History-Minded Alumnus Endows Fund for Jewish Studies Students

By Sacha Adorno

James E. (Jamie) Schwartz, C’78, PAR’16, had always been interested in his ancestry, but the advent of web-based genealogy tools turned casual curiosity into true passion. Using historical records sourced online as well as email and letter-writing outreach, he’s created an extensive family tree that reaches back nine generations and contains the names of more than 2,000 individuals, a few born as early as 1750. It chronicles relationships, births, deaths, and meaningful milestones of generations long gone, painting a picture of lives and people about whom he might otherwise have never known. On the tree are family members killed in the Holocaust, a distant relative who fought for the Union Army and died in the Andersonville Confederate prison, and another whose Frank Lloyd Wright house in the Hollywood Hills, overlooking Sunset Boulevard, is now part of a museum.

When Schwartz, a longtime donor to the Penn Fund, began thinking about specifically supporting Penn Arts and Sciences, he found inspiration in these genealogical investigations—and the excitement that comes from unearthing history or connecting to cultures and communities in different times and places. He worked with Penn’s Talya Fishman, director of the Jewish Studies Program and associate professor in the Department of Near Eastern Languages and Civilizations, to craft an endowed fund for Jewish Studies graduate and undergraduate students.

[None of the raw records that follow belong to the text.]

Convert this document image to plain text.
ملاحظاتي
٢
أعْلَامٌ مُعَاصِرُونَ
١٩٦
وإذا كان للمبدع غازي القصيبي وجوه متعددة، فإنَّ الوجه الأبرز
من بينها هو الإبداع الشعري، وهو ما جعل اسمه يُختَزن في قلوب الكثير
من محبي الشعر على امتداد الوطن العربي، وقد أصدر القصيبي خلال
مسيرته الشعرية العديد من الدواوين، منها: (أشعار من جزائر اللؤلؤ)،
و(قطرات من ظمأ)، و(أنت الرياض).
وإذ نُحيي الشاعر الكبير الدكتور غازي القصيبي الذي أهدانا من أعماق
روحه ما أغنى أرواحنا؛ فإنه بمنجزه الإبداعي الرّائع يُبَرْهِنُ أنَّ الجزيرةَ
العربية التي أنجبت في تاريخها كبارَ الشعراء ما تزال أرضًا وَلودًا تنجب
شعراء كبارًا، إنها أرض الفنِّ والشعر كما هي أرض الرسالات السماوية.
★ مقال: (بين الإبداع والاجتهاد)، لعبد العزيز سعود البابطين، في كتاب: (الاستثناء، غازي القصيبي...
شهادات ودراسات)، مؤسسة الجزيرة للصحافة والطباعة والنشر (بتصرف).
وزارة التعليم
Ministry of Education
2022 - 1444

“I was very happy at Penn, and my daughter was also,” says Schwartz, whose daughter Deborah (Debbie) Schwartz graduated from the College this year. “The University has a played a major role in my life so it was natural to give to Penn.”

A member of the Manhattan-based firm Cyruli Shanks, Jamie credits the College with setting the course for his successful career as a commercial litigator. “I majored in American history and learned how to write well, think clearly, read critically, and research thoroughly. So now it’s my turn to help current students. My goal for supporting Jewish Studies students is to make it easier for them to engage in original research by defraying the expenses of investigating sources.”

Recent undergraduate Jewish Studies theses offer a sense of the range of research projects that the Louis Schwartz and Elaine Friedman Schwartz Memorial Research Award Endowed Fund might support. They include “Shmuel Alexandrov and the Making of a Modern Russian Jewish Philosophy,” “Investigating Jewish Activism in Atlanta During the Civil Rights Movement,” and “The Free Library Bible, Its Decoration, and Its History: A Case Study in 15th-Century Spanish Hebrew Bibles.” Topics such as these often require studying materials and consulting with experts far from Penn. For current and future students, the fund will cover expenses—including transportation and lodging—incurred in conducting this kind of research.

“Some of our students undertake research into topics that are best investigated through the study of circumstances or materials outside Philadelphia, or the U.S.—in the Middle East, North Africa, Europe—anywhere where Jewish culture has had a presence,” says Fishman. “This fund will enable graduate and undergraduate students to immerse themselves more fully in their research projects by facilitating travel, face-to-face conversations, and sustained study of primary sources. Faculty members are thrilled when students have fires in their bellies about a topic and are self-motivated. Engaged inquiry of this sort is what students will remember long after they have graduated from Penn. Jamie’s gift will help to finance these intensive explorations, and we are grateful for his generosity.”

Coming full circle, Schwartz was able to tie his own family tree to the gift. When his mother died last year, he invited people to contribute to the fund in her memory. “My mother shared my interest in exploring what the lives of her ancestors were like —but throughout her long life never had the tools to access the information—and my father spoke about the lives of his parents and grandparents. So, in many ways, this gift honors my family as well,” he reflects.

Debbie; Schwartz’s wife, Susan; and his other children, Jessica and Andrew, are in full support. Says Schwartz, “I’ve been fortunate to connect to my history, and I want others to have similar opportunities to access the world in a way that is fulfilling to them and meaningful to their scholarship.”